UN Secretary-General Ban Ki-moon urged "G20 countries to step up", warning that Ebola's disrupting effect on farming could potentially spark a food crisis for a million people.

"As rates decline in one area, they are rising in others. Transmission continues to outpace the response from the international community," Ban told reporters.

A joint petition from aid groups including Oxfam and Save the Children urged the G20 to band together to ensure that the right resources are made available in terms of staff, equipment and funding.

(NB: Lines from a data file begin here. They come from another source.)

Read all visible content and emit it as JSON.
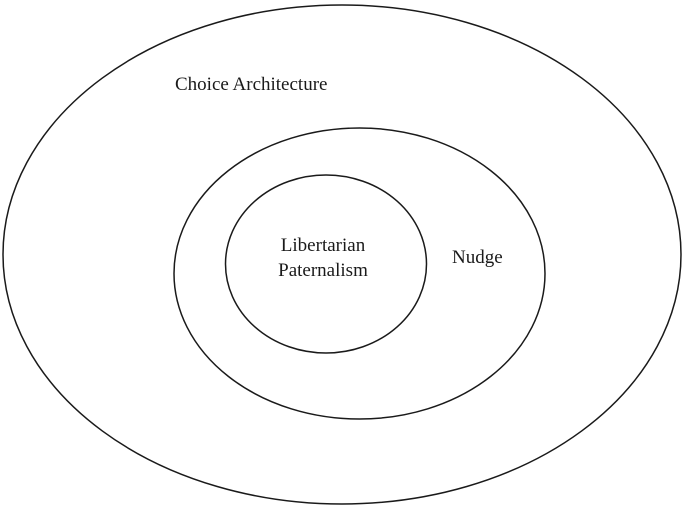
{
  "diagram": {
    "background_color": "#ffffff",
    "line_color": "#1a1a1a",
    "rings": [
      {
        "id": "outer",
        "label": "Choice Architecture"
      },
      {
        "id": "middle",
        "label": "Nudge"
      },
      {
        "id": "inner",
        "label": "Libertarian Paternalism"
      }
    ]
  }
}
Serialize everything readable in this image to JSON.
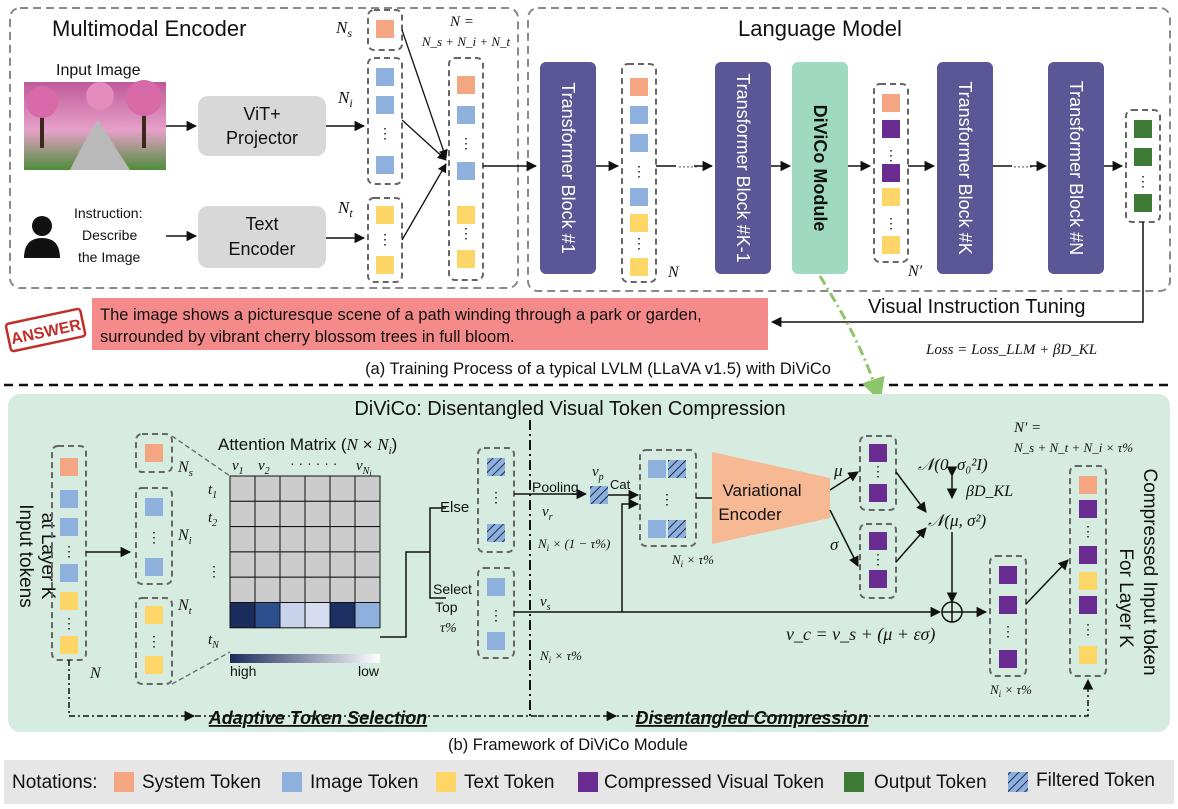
{
  "encoder": {
    "title": "Multimodal Encoder",
    "input_image_label": "Input Image",
    "vit_label_1": "ViT+",
    "vit_label_2": "Projector",
    "instruction_1": "Instruction:",
    "instruction_2": "Describe",
    "instruction_3": "the Image",
    "text_encoder_1": "Text",
    "text_encoder_2": "Encoder",
    "ns": "N",
    "ns_sub": "s",
    "ni": "N",
    "ni_sub": "i",
    "nt": "N",
    "nt_sub": "t",
    "n_eq_1": "N =",
    "n_eq_2": "N_s + N_i + N_t"
  },
  "language_model": {
    "title": "Language Model",
    "block1": "Transformer Block #1",
    "blockk1": "Transformer Block #K-1",
    "divico": "DiViCo Module",
    "blockk": "Transformer Block #K",
    "blockn": "Transformer Block #N",
    "n_label": "N",
    "nprime_label": "N′",
    "vit_tuning": "Visual Instruction Tuning",
    "ellipsis": "·····"
  },
  "answer": {
    "stamp": "ANSWER",
    "line1": "The image shows a picturesque scene of a path winding through a park or garden,",
    "line2": "surrounded by vibrant cherry blossom trees in full bloom.",
    "loss": "Loss = Loss_LLM + βD_KL"
  },
  "caption_a": "(a) Training Process of a typical LVLM (LLaVA v1.5) with DiViCo",
  "divico": {
    "title": "DiViCo: Disentangled Visual Token Compression",
    "input_tokens_1": "Input tokens",
    "input_tokens_2": "at Layer K",
    "n_label": "N",
    "attention_title": "Attention Matrix (N × N_i)",
    "cols": [
      "v₁",
      "v₂",
      "· · · · · ·",
      "v_Ni"
    ],
    "rows": [
      "t₁",
      "t₂",
      "⋮",
      "t_N"
    ],
    "high": "high",
    "low": "low",
    "else_label": "Else",
    "select_1": "Select",
    "select_2": "Top",
    "select_3": "τ%",
    "pooling": "Pooling",
    "cat": "Cat",
    "vp": "v_p",
    "vr": "v_r",
    "vs": "v_s",
    "ni_1mtau": "N_i × (1 − τ%)",
    "ni_tau": "N_i × τ%",
    "variational_1": "Variational",
    "variational_2": "Encoder",
    "mu": "μ",
    "sigma": "σ",
    "prior": "𝒩(0, σ₀²I)",
    "beta_kl": "βD_KL",
    "posterior": "𝒩(μ, σ²)",
    "vc": "v_c = v_s + (μ + εσ)",
    "nprime_1": "N′ =",
    "nprime_2": "N_s + N_t + N_i × τ%",
    "compressed_1": "Compressed Input token",
    "compressed_2": "For Layer K",
    "adaptive": "Adaptive Token Selection",
    "disentangled": "Disentangled Compression"
  },
  "caption_b": "(b) Framework of DiViCo Module",
  "notations": {
    "label": "Notations:",
    "items": [
      "System Token",
      "Image Token",
      "Text Token",
      "Compressed Visual Token",
      "Output Token",
      "Filtered Token"
    ]
  },
  "colors": {
    "system": "#f4a582",
    "image": "#8eb0dd",
    "text": "#fdd667",
    "compressed": "#6a2c91",
    "output": "#3d7a35",
    "transformer": "#5b5796",
    "divico_block": "#9fd9c0",
    "panel_b": "#d6ece0",
    "answer_bg": "#f58a8a",
    "legend_bg": "#e6e6e6"
  }
}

Artists including One Direction, U2 frontman Bono, Coldplay's Chris Martin and Sinead O'Connor were set to record late into the night for a 30th anniversary version of the charity single Do They Know It's Christmas?.

"It's not just about what's happening in west Africa, it could happen here tomorrow," said rocker-turned-activist Bob Geldof, one of the forces behind the original Band Aid.

"We can stop this thing, we can allow mothers no matter where they are to be able to touch their dying children."

Making his way into the studio, Bono hit out at the response of rich countries, saying if they "kept the promises they make at these big G8 meetings and the like we wouldn't have to be standing here".

Set to air on Sunday before its official release Monday, the single will be the fourth incarnation of the song, which became one of the biggest-selling singles ever after its release in 1984 to raise funds for Ethiopian famine relief.